As did many POstables I found the dinner at Montaldo's in One In A Million (OIAM) heart wrenching. Shane returns to work Monday and makes the best of things. However, her comportment at Dudley's party especially struck me. She orders the cake with no real hope of returning to Montaldo's. Once again she is thinking of Oliver. She wears her hair just as she did the night of their dinner - with the addition of the rose. Once again to reassure and to make amends with Oliver. She finds Oliver with Dale. She does not interrupt or interfere but sits and smiles and makes conversation with others deferring to whomever Oliver may desire. How did she come to this point? What happened after she left the restaurant? In this piece I seek to explore some possible answers. As always Martha Williamson is the real owner and inspiration for this story.

The Encourager

She sits across from him, her head slightly tilted as she watches the artistry before her. Her heart is in her misty eyes. She loses herself in the exacting beauty of it all: the music - pleading and affecting; the dance - sensual and elegant. It is painfully but exquisitely true. For thirty-six measures the melody and motion cloud her vision and she no longer sees the reality in front of her. She imagines only him - dancing in his arms – being led by his steps – closing with a kiss. It is where her heart has been yearning to go long before this night. The painful honesty of longing brings tears.

The music stops. The dancers freeze. The performance and the night end.

She politely claps her hands. Glancing at her dinner partner she tries to give him a look that reveals nothing. After all she served her heart to him on a platter already.

But he knows. He saw. He fidgets with his flatware. He cannot bear to look into her eyes - eyes that just a moment earlier could not help but allow a tear to escape. He nods for the waiter to bring the check.

Calmly excusing herself, she forces a smile and goes to the ladies' room. Standing in front of the mirror she washes her hands and is taunted by her own words from a conversation in the Mailbox Grille. "… you just end up crying in the ladies' room." She shakes her head. "I will not cry," she tells herself and she does not. She just swallows the lump in her throat.

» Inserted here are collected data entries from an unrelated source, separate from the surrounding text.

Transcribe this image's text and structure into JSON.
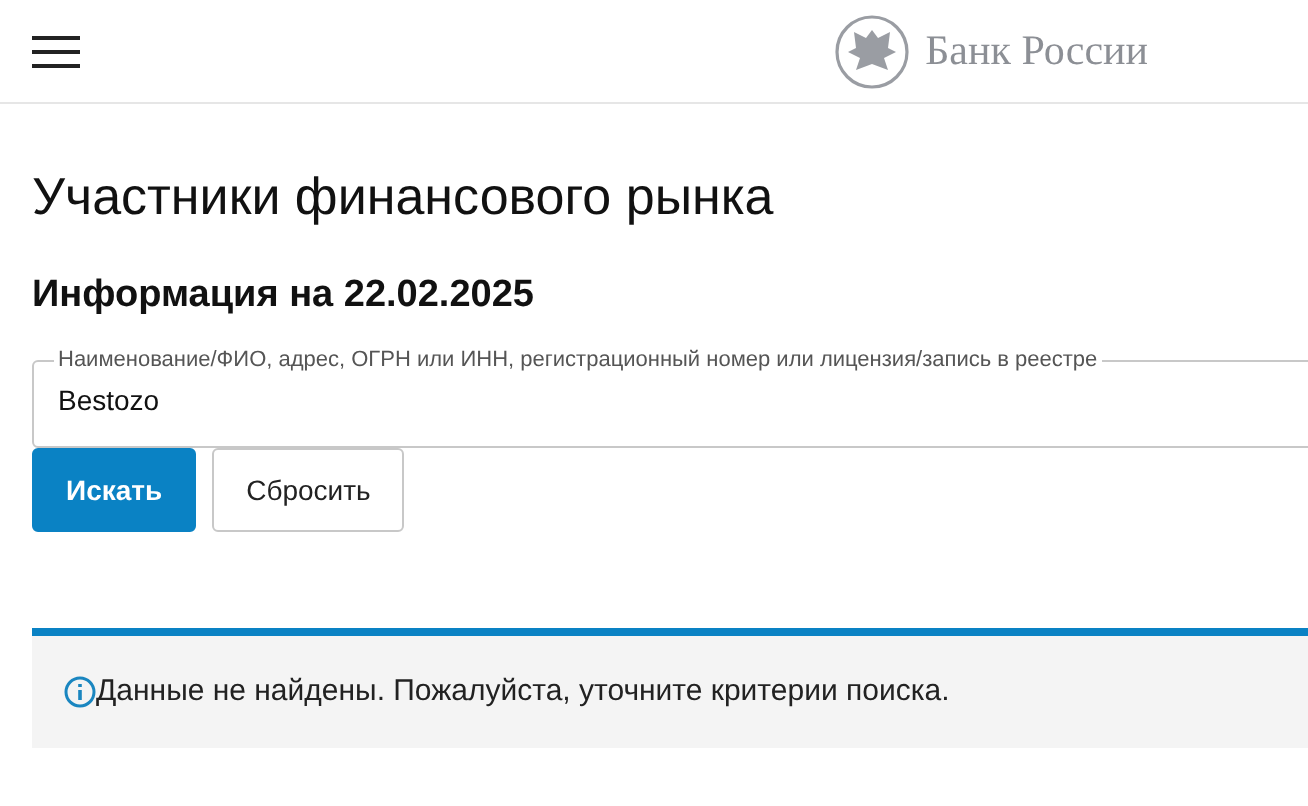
{
  "header": {
    "brand": "Банк России"
  },
  "page_title": "Участники финансового рынка",
  "info_date": "Информация на 22.02.2025",
  "search": {
    "label": "Наименование/ФИО, адрес, ОГРН или ИНН, регистрационный номер или лицензия/запись в реестре",
    "value": "Bestozo"
  },
  "buttons": [
    {
      "label": "Искать",
      "kind": "primary"
    },
    {
      "label": "Сбросить",
      "kind": "secondary"
    }
  ],
  "alert": {
    "message": "Данные не найдены. Пожалуйста, уточните критерии поиска."
  }
}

When she returns to the table the check is paid. "Shall we go?" he asks. "Yes," she answers. He never touched his dessert.

The hostess notified by the waitstaff of their leaving brings her coat from the cloakroom. The restaurant owner helps her put it on and says something about hoping the lovely lady will return. She smiles and nods as if their return is guaranteed all the while feeling sadly certain this will be her last dinner at this romantic establishment. In the middle of this moment she isn't sure that she could possibly muster the courage to try again. She puts her hands in her coat pockets. She does not take his arm. He doesn't offer it anyway. The valet opens her car door making for one less close encounter with him.

Every red light catches them on the way to her house. She thinks that she will never get home. Neither says a word.

Stuck on red once again, Oliver points at the street sign displayed in front of them and breaks the uneasy silence.

"One may wish to take note that we are currently stopped at the intersection of Broad and Cherry Street."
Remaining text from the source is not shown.